Comp Bio frustrations

I finished up my first lab rotation two Fridays ago, here at UT Southwestern. It was a pleasant few months with an interesting project, consisting mostly of starting at a computer screen and writing Python scripts, running BLAST searches, and so on. To summarize, but leaving things vague (both for most-people-don’t-care reasons and the-data-is-unpublished reasons), the project was this:

There are currently a crap-ton (“crap-ton” is a standard scientific prefix) of bacterial and archaeal genomes published and available on NCBI‘s servers. Archaea, like bacteria, are single-celled prokaryotic organisms. However, they differ from bacteria genomically (and therefore metabolically) in many ways. Some archaeal properties are like those in eukaryotes (like us!), while others are like those in bacteria. So one of the huge unanswered questions in evolution is: how are bacteria, archaea, and eukaryotes related to each other? Or, how would we make a tree of life relating these three domains?

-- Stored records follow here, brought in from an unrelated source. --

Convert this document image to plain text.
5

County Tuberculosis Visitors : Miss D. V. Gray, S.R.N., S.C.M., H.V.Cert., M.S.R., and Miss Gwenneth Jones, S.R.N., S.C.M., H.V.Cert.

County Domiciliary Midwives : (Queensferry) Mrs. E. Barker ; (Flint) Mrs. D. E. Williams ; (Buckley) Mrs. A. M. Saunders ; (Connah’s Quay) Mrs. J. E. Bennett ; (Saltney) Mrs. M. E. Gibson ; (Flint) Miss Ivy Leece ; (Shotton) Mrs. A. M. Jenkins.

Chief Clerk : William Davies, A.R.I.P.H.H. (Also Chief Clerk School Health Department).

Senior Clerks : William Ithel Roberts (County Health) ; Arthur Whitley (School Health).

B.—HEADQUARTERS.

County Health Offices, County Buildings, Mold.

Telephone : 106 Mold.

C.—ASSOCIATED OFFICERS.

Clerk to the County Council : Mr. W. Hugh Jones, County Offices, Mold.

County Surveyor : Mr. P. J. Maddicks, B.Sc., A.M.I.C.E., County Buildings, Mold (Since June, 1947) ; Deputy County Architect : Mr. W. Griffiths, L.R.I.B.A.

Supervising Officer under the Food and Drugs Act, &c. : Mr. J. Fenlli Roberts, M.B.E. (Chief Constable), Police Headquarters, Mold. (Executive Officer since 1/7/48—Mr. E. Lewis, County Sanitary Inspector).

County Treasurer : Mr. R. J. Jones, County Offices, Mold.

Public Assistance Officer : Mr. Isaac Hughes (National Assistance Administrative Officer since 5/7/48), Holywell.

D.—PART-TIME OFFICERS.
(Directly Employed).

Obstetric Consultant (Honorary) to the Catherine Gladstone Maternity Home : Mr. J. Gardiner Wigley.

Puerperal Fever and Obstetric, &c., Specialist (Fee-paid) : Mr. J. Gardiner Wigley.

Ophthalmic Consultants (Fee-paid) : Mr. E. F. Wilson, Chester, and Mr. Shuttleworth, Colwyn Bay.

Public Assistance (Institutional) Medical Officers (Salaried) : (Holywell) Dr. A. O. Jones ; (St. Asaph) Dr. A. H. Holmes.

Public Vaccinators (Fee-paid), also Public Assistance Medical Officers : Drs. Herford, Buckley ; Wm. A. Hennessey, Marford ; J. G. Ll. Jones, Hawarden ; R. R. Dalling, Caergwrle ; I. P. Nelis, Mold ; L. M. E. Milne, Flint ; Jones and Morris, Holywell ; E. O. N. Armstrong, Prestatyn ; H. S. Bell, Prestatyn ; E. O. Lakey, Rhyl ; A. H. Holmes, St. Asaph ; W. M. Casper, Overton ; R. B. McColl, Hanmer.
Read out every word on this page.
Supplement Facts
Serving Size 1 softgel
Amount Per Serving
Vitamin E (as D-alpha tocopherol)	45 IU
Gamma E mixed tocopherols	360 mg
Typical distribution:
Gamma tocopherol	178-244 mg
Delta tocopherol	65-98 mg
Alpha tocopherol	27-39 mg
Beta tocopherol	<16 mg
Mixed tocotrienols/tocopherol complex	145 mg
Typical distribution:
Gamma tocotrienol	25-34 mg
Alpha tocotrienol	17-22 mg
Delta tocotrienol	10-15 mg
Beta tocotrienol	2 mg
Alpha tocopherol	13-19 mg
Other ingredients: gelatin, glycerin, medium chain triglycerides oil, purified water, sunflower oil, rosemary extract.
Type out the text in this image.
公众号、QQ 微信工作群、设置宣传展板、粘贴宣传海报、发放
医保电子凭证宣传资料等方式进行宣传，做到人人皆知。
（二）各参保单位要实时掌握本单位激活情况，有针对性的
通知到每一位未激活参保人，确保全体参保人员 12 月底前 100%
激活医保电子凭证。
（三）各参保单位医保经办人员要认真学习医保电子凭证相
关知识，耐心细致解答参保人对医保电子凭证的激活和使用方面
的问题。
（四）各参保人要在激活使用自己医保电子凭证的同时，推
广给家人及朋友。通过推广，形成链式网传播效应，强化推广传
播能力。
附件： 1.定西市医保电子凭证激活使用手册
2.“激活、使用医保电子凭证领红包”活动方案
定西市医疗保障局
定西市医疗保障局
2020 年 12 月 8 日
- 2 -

Phylogenetics is the study of these kinds of relationships, and visualizing these relationships as trees is common and fairly easy to understand. One of the most confusing points is that a tree can either be rooted or unrooted.

 

Figure 1: rooted and unrooted trees
Figure 1: An unrooted tree (A), a rooted tree (B), and a rooted tree with an unkown root (C).

Figure 1 should help to explain this. In panel (A) you see an unrooted tree. A-D represent things that are related to each other, and the length of the lines represent divergence (a longer line between points indicates a more distant relationship). When we construct these things in biology, the letters are usually DNA or protein sequences, and the line length represents the number of sequence differences. So a short line indicates that the sequences are more similar, whereas a long line means they are less similar (more “diverged”).

In the unrooted case (Fig.1A) we know how diverged the sequences are from each other, meaning that we know how they are related to each other. However, we do not know anything about the relationship of A-D in terms of ancestry. What does I mean by this? See how the total line length between A and D in Fig.1A is really short, but the length between A and B is longer? This allows us to say, with confidence, that A is more closely related to D than it is to B. But is D the ancestor of A, or is B the ancestor of A, or A of D, etc? There is no way to know when looking only at the differences between closely related sequences! For all we know, the rooted tree could look like that in Fig.1B (where C is the ancestor of all the rest) or Fig.1C (where there is an unknown ancestor leading to the two related groups A&D and C&B). And it shouldn’t be difficult imagining any other arrangment that this tree could take.

(Two important points are that (1) no matter how you rearrange the tree, the distance between any two points cannot change, and (2) when looking at a rooted tree a 3rd dimension is implicitly added: time.)

Anyway, that little intro to phylogenetics was only to serve the purpose of illustrating the general idea of what I was trying to do in my lab rotation, which was this: determine the root of the tree between bacteria and archaea.

As it stands, we have various ways of measuring how diverged eukarya are from bacteria, bacteria are from archaea, and eukarya are from archaea, but we don’t know which came first (or if something else entirely did)! Obviously, we’re confident that eukarya didn’t come first, but are they the evolutionary product of bacteria, archaea, or both? And so on. The first and simpler question to address is where the root is beteen archaea and bacteria (did one lead to the other, or are they both diverged from something else?).

That was my task. It was expected that I would spend ~4 weeks doing all of the analysis, and then another 4 coming up with conclusions and, perhaps, even writing a paper. What actually happened was that I spent all 8 weeks just trying to collect data! I’m still not done, and I need to present what I’ve accomplished to the lab on Wednesday. Every time I thought I had it, it turned out that something needed to be done a little differently, or that one of the datasets was not behaving properly, or that one of the computer programs was returning junk, etc. You get the idea.

I’ll follow up this long introductory post others detailing what it was I actually did (with strategically removed details).